One child died and three others have been injured in falls from windows in Boston in the past week, officials said.

Boston’s annual “Kids Can’t Fly” public awareness campaign tries to educate parents and caregivers about the hazards of window falls, the leading cause of non-fatal injury to children under age 5, officials said.

The program was started in 1993 after 21 children fell from windows during the warm weather months of 1992. There were only three falls in 2003.

Officials advised parents to be sure children are always supervised; install child safety window guards; lock all unopened doors and windows; keep furniture and other objects that children can climb on away from windows; and to open windows from the top instead of from the bottom.

Window guards are aluminum or steel bars that are installed in the bottom half of a window.
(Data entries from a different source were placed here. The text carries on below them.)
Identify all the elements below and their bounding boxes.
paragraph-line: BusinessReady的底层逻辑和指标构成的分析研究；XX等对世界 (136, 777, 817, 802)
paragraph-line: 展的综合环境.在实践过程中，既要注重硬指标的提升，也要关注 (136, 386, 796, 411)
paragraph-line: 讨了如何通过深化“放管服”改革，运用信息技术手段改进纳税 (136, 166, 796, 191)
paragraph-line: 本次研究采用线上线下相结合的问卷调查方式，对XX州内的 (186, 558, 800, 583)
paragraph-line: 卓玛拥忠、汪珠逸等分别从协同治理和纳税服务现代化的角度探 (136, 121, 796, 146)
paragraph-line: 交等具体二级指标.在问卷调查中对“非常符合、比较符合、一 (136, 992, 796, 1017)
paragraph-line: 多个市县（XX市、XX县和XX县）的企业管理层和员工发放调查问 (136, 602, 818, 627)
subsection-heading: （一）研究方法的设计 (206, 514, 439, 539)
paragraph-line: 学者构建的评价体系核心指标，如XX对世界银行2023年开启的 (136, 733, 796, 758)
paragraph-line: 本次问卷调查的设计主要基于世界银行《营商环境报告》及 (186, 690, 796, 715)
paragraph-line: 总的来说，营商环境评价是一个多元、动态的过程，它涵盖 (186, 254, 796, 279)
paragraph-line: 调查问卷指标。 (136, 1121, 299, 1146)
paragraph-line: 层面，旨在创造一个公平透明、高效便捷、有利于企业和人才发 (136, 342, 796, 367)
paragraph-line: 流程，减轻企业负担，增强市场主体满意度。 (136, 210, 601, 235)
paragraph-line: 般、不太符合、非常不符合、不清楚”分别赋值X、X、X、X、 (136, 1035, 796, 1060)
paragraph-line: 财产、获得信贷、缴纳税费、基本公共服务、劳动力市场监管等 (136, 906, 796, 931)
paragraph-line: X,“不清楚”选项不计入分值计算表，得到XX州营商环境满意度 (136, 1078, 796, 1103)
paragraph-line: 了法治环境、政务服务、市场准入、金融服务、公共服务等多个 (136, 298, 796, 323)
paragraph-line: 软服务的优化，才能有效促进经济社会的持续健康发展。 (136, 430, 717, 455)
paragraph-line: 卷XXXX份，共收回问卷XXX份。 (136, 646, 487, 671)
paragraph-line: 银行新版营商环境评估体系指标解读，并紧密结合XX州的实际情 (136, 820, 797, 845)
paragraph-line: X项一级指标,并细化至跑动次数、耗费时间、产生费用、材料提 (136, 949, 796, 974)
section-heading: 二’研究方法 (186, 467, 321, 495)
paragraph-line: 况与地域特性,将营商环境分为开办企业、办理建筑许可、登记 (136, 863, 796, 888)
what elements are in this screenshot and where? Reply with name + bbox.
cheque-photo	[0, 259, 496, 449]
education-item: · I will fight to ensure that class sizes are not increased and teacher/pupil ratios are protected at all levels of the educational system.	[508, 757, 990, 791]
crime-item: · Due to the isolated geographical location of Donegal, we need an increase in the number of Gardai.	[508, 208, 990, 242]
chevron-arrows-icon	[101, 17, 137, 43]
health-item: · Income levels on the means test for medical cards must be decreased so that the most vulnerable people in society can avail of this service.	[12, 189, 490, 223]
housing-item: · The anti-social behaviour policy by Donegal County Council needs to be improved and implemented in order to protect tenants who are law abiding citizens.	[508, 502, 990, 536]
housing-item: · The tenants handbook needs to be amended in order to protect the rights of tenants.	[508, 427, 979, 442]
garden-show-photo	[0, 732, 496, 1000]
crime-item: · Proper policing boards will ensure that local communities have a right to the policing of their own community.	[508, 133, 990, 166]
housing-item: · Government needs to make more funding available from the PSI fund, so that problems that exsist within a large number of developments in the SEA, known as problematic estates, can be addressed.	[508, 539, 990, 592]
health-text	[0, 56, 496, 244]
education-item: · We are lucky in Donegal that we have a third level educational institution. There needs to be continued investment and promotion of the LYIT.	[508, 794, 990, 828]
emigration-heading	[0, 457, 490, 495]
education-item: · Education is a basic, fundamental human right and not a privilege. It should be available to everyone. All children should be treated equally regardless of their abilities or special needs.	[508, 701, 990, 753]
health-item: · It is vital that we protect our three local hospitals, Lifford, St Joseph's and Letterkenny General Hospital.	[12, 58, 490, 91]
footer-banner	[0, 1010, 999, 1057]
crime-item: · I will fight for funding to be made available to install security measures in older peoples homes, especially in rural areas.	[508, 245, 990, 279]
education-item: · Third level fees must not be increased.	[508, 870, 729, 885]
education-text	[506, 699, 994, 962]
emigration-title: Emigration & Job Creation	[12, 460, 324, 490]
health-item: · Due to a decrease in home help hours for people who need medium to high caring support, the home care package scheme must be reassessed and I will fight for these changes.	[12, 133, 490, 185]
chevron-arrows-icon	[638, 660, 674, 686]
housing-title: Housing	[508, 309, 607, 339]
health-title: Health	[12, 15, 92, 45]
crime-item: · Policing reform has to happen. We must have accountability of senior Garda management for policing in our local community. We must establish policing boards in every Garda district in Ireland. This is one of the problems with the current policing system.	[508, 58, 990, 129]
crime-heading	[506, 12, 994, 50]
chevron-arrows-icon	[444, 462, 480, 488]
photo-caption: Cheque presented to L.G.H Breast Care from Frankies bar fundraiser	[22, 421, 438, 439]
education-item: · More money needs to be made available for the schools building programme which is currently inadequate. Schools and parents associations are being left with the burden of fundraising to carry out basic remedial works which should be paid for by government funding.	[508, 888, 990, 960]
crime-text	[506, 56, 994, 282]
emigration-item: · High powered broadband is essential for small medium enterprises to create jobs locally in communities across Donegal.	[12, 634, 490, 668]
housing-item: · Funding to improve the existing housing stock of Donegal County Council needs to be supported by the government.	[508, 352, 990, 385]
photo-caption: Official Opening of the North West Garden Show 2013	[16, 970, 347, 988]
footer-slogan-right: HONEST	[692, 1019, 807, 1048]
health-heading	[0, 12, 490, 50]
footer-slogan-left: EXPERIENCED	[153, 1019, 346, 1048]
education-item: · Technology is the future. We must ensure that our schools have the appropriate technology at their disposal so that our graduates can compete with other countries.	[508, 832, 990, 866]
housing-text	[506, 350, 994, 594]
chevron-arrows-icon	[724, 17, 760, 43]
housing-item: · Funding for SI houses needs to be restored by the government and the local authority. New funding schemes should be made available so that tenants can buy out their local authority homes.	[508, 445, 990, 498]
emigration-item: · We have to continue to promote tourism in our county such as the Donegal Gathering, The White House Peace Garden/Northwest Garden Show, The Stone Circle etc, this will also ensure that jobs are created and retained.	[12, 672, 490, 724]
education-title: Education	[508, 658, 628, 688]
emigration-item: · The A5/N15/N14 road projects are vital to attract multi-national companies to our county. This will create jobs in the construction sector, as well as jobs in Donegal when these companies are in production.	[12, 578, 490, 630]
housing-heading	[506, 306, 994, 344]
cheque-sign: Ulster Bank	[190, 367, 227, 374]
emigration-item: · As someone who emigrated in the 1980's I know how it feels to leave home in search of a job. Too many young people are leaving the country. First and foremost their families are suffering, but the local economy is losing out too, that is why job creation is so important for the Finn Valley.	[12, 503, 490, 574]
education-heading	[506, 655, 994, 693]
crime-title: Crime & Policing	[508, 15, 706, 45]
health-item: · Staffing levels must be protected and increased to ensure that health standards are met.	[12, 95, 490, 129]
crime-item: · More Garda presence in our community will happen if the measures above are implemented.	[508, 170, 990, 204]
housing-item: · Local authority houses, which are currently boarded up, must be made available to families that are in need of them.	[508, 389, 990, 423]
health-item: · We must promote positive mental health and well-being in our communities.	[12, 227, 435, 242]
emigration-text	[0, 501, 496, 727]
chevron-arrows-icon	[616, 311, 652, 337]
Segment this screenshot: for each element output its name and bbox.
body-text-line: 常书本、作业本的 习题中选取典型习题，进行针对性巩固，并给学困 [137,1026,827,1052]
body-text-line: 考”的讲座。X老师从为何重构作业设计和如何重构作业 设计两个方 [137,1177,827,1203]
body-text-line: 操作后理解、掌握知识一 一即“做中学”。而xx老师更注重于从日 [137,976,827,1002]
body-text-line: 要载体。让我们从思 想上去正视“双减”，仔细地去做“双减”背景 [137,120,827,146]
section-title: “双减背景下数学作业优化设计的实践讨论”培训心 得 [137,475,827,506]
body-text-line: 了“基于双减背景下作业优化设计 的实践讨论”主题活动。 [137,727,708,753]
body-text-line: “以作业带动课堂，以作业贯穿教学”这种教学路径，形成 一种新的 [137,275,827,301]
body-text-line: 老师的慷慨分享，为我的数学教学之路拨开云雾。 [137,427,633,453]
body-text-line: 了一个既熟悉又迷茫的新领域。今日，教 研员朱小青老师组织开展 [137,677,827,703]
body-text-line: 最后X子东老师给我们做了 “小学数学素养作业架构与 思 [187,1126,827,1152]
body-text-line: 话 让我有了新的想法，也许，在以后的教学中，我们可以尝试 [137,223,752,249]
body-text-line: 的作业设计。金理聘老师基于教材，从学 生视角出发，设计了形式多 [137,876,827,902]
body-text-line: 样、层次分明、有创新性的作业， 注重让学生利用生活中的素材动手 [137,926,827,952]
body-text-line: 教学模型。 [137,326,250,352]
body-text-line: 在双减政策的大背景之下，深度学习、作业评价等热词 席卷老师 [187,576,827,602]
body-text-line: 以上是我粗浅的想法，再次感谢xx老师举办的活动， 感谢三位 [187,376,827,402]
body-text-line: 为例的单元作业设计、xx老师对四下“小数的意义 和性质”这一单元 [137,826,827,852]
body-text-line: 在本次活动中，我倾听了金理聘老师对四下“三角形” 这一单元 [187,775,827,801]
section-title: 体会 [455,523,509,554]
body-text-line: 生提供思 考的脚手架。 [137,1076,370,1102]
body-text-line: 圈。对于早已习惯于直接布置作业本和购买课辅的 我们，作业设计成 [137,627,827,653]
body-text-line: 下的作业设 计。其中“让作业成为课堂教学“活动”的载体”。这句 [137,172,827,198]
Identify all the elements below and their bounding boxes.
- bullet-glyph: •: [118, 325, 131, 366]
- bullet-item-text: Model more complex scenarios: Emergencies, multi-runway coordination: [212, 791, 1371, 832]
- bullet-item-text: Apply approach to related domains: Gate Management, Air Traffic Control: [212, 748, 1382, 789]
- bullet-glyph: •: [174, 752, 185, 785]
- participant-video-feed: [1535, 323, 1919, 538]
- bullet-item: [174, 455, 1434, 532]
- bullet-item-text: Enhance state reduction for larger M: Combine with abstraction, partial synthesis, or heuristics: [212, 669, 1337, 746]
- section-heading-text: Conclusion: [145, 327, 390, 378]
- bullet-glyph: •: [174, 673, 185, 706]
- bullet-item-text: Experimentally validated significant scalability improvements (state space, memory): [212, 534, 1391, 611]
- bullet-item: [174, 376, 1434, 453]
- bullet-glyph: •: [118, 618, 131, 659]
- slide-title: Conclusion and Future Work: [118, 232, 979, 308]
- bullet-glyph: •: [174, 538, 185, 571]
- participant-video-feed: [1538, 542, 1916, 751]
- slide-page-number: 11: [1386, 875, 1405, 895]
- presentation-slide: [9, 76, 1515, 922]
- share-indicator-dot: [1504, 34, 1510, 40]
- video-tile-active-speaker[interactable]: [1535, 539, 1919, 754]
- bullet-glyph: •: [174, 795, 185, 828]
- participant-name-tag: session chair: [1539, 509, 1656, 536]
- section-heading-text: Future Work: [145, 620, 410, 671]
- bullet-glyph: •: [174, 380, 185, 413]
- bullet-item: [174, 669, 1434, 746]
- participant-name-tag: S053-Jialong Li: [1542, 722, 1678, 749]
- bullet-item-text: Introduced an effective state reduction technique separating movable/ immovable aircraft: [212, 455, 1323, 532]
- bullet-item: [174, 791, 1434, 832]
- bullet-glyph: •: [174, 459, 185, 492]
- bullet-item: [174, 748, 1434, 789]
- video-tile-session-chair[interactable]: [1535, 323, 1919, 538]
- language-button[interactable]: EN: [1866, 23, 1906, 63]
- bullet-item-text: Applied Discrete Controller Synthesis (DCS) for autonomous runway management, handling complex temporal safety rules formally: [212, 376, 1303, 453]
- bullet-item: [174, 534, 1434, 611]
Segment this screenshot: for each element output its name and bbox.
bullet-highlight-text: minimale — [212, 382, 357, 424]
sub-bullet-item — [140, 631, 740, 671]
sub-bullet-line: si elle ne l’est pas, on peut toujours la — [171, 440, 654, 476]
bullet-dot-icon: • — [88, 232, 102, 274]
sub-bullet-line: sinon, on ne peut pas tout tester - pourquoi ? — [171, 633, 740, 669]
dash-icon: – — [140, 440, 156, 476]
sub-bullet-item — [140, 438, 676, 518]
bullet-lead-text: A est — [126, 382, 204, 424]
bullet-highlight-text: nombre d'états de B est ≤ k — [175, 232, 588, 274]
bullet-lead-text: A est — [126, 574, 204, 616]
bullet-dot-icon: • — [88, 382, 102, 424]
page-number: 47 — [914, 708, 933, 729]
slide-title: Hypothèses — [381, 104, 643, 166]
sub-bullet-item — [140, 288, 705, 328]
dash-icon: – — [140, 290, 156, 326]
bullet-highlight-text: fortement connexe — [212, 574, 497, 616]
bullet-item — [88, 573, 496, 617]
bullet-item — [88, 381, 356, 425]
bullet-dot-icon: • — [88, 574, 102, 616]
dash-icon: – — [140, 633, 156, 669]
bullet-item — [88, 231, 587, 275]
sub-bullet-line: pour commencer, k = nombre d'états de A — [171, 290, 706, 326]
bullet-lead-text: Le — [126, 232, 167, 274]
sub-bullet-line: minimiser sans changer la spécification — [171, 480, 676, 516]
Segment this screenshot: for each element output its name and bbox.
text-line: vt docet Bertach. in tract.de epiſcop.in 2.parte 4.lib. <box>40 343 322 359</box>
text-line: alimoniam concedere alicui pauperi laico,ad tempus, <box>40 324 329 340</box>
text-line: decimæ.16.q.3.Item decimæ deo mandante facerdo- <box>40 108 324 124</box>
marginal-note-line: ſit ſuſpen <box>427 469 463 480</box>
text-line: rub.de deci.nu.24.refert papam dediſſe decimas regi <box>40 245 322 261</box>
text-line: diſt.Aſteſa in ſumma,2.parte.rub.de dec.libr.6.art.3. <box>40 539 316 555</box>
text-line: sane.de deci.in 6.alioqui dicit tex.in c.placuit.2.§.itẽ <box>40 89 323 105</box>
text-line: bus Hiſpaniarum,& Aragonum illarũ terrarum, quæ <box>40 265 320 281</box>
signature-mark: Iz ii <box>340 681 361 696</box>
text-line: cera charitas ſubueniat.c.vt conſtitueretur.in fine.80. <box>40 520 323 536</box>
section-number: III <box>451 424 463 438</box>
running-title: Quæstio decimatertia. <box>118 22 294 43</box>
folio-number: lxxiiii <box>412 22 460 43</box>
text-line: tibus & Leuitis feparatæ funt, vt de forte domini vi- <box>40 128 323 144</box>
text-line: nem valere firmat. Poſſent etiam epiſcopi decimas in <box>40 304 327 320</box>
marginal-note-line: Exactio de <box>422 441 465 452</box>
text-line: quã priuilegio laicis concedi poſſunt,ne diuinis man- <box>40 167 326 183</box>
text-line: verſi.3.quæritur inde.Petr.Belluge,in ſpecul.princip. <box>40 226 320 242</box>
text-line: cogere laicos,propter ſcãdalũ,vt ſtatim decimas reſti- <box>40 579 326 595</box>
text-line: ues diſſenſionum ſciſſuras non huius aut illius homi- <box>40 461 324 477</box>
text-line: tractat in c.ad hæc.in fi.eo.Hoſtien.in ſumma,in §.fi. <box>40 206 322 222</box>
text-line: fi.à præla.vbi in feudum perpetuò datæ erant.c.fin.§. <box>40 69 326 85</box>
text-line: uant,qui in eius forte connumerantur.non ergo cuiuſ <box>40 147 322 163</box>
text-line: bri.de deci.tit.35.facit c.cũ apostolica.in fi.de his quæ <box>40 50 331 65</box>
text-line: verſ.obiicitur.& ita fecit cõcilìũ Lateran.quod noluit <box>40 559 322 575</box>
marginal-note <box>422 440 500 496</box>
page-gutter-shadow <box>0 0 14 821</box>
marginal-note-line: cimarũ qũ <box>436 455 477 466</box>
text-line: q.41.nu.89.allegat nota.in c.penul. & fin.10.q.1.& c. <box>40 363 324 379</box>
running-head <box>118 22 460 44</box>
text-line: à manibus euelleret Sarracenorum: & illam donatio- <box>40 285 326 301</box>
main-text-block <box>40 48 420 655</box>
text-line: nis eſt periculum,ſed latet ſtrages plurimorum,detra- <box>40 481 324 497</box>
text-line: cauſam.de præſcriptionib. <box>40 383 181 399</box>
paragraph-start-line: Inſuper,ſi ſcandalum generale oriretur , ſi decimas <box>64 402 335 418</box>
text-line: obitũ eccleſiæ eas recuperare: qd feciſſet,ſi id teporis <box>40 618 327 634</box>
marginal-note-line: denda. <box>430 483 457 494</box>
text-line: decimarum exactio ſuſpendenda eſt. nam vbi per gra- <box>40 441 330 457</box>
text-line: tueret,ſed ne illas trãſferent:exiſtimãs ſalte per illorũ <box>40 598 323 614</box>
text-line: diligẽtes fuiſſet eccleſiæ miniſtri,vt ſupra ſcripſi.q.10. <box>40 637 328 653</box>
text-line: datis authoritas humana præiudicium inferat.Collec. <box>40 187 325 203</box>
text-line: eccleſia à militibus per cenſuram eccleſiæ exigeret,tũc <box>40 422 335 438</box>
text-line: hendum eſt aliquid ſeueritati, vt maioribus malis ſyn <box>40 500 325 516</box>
Officials said simple window screens aren’t enough to prevent a child from falling.

A 2-year-old toddler suffered a serious head injury Saturday when he fell out a third-story window in Roxbury.

The tot, being babysat by a relative, is expected to survive after landing in a dirt yard.

The child’s name was not released.

Tatiana Ogiste, a 15-month-old girl who toppled through the railings of a third-story porch on Levant Street in Dorchester July 3, died Thursday.

A 4-year-old boy was seriously hurt falling out a second-floor bedroom window on Northampton Street Thursday night.

Friday afternoon, a 7-year-old boy suffered minor injuries in a first-floor fall on McLellan Street.